We have struggles, perhaps, from time to time, with unbelief, and then with continuing in the faith, in not getting moved away from the hope of the gospel of Jesus Christ as the tribulations, temptations and threats come against our flesh and souls. We must ask ourselves if we are going to have faith without works (James 2:26), if we are going to be zealous for good works (Titus 2:14), we, in order to live righteously and godly in the present age – our generation –(Titus 2:12), we will honor God with humility and worship, and hearing from him, and extending our faith in obedience. Or, Proverbs 19:3, “The foolishness of a man twists his way, and his heart frets against the Lord.” One or the other.

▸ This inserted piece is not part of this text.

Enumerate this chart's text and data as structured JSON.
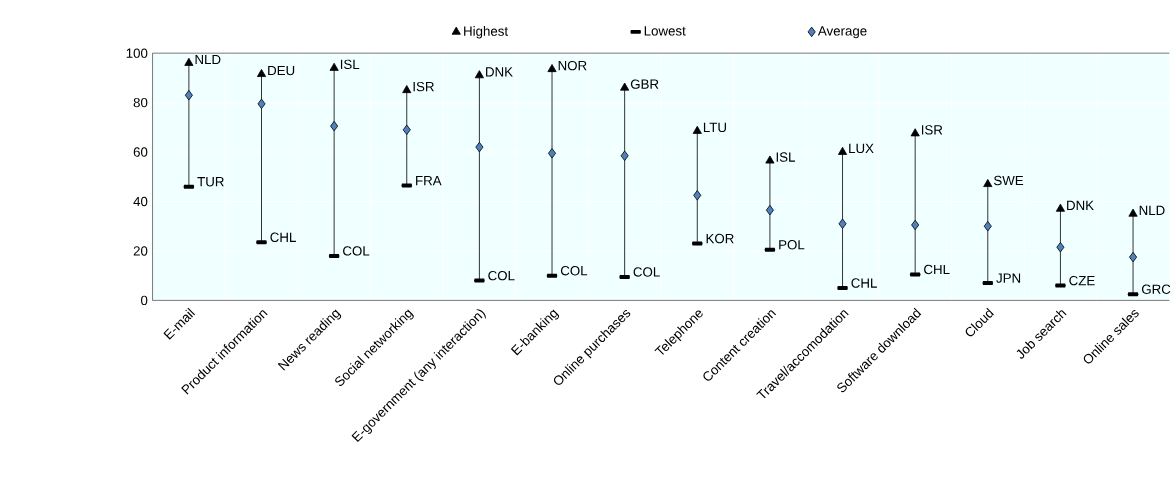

Each of us frequently faces tests of steadfastness in faith: Have we made a mistake of carefulness and been struggling with whether to admit it, own up to it, and accept responsibility for it? Have we made a mistake based on anger, greed, lust or arrogance – a knowing and intentional sin – and been struggling with whether to admit it, own up to it, and accept responsibility for it? Have we allowed (James 1:14-15) our own desires of flesh and soul to fester and entice us away to sin and death, without preemptively (Romans 6:1-2) denying ungodliness and worldly lusts (Titus 2:11) and taking those desires and temptations to the foot of the Cross and asking God to remove them from us, from our sight? Have we lied to cover up our mistakes of carelessness and intentional sin (Proverbs 13:5)? Have we nurtured lust in our heart that was adultery – physical, emotional, or spiritual – itself? Have we done any or all these things – or one or more of a myriad of others – without stopping them preemptively or repenting afterwards (John 1:9)? The question really asked is this: (Romans 6:4), Are we – you and me – truly walking in newness of life. Are we ourselves, and other people, and God, noticing that from day to day, from glory to glory, we are not the same today as we were yesterday, we are changed, walking each day in the certainty of our redemption, and in extended faith that we will deal with issues of sin in our lives from a place of stableness, single-mindedness as to the word and will of God, being grounded and steadfast in our faith? It is a struggle, and neither I nor you, nor other Christians are immune from the struggle. It is a struggle for steadfastness in the faith as we mature in our Christian Character into the fullness of Jesus Christ Himself . The admonition is from the song we sang today, and often sing, “trading my sorrows, shame, sickness and pain – in the Glory of the Lord!“. That admonition is also in Hebrews 6:12: Do not become sluggish but imitate those – not King Ahaziah – who through faith and patience inherit the promises of God!

Amen

All these things are examples of struggles of being steadfast, grounded, stable in our faith – which, James 1:5, is wisdom for life! This comes from drawing night unto the Lord, into His Presence, knowing He will draw nigh unto us and guide us in His Wise Counsel, His Wisdom!